Tidak dapat kujelaskan secara gamblang. Apakah jeleknya memiliki Corolla berwarna krim? Sulit mengatakannya. Orang tuaku mungkin hanya tidak suka menghambur-hamburkan uang demi sesuatu yang tidak begitu penting seperti untuk memperbaiki penampilan. Itu saja.

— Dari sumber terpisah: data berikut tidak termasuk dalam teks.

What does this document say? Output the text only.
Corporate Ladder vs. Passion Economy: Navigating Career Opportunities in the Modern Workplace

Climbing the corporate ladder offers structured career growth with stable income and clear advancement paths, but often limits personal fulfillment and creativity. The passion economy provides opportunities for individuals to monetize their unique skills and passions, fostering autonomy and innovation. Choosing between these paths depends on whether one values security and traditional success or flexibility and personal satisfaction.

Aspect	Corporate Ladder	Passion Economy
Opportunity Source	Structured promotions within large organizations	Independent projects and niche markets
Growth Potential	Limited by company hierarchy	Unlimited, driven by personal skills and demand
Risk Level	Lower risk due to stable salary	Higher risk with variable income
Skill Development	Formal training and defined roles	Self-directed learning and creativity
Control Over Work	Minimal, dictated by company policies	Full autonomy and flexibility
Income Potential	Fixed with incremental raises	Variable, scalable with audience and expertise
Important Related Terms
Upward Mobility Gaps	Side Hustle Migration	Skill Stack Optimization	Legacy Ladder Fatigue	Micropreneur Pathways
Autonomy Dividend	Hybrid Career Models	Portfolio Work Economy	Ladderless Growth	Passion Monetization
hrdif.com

“Orang tuaku selalu meributkanku setiap waktu, karena aku kurang giat belajar. Aku benci itu, tapi memangnya apa yang bisa kulakukan dengan itu? Memang sudah jadi pekerjaan setiap orang tua. Jangan terlalu memikirkannya, kau mengerti?”

“Bahagia sekali menjadi sepertimu, bisa menghadapi segalanya dengan santai,” kataku.

“Kau punya pacar?” Kitaru bertanya.

“Tidak, saat ini.”

“Tapi kau pernah punya pacar?”

“Sampai beberapa waktu yang lalu, iya.”

“Kalian sudah putus?”

“Benar,” kataku.

“Kenapa?”

“Ceritanya panjang. Aku tak ingin membahasnya.”

“Apa dia mengizinkanmu sampai ke base terakhir? Melakukan semua itu?”

Aku menggaruk kepalaku. “Tidak. Tidak sampai ke sana.”

“Itukah alasan kalian putus?”

Aku berpikir sejenak. “Sebagian mungkin karena itu.”

“Tapi dia membolehkanmu sampai ke base ke tiga?”

“Selalu hanya berputar-putar di base ke tiga.”

“Seberapa jauh tepatnya hubungan kalian?”

“Aku tak ingin membahas itu,” kataku.

“Apakah itu adalah salah satu hal memalukan yang kau maksud?”

“Ya,” kataku.

“Hidupmu benar-benar rumit ya,” kata Kitaru.

*

Pertama kali aku mendengarkan Kitaru menyanyikan lagu “Yesterday” dengan lirik absurdnya adalah ketika sedang berada di rumahnya, di Denenchofu (yang ternyata tidak seperti yang pernah digambarkannya, sebab rumah itu sama sekali bukan rumah kumuh di daerah pemukiman kumuh, melainkan rumah yang biasa-biasa saja seperti rumah-rumah pada umumnya di daerah yang juga biasa-biasa saja, sebuah rumah yang meski sudah kuno tetap masih lebih bagus daripada rumahku di Ashiya, memang tidak terlalu mencolok, dan kebetulan ada mobil Golf biru tua model terbaru yang diparkir di halaman depan). Setiap kali pulang ke rumahnya, ia akan langsung meletakkan barang-barang dan menanggalkan pakaiannya kemudian melompat ke dalam bathtub. Bila sudah berendam, ia seperti tidak akan pernah beranjak ke mana-mana lagi selamanya. Dan aku akan menarik sebuah bangku-putar mendekat ke dinding kamar mandi dan duduk di situ, mengobrol dengannya melalui pintu geser berkaca buram yang dibiarkannya sedikit terbuka. Hanya dengan begitulah sehingga aku tidak harus mendengarkan ocehan ibunya yang tak pernah surut (yang kebanyakan berisi keluhan tentang anaknya yang berkelakuan aneh dan kurang giat belajar).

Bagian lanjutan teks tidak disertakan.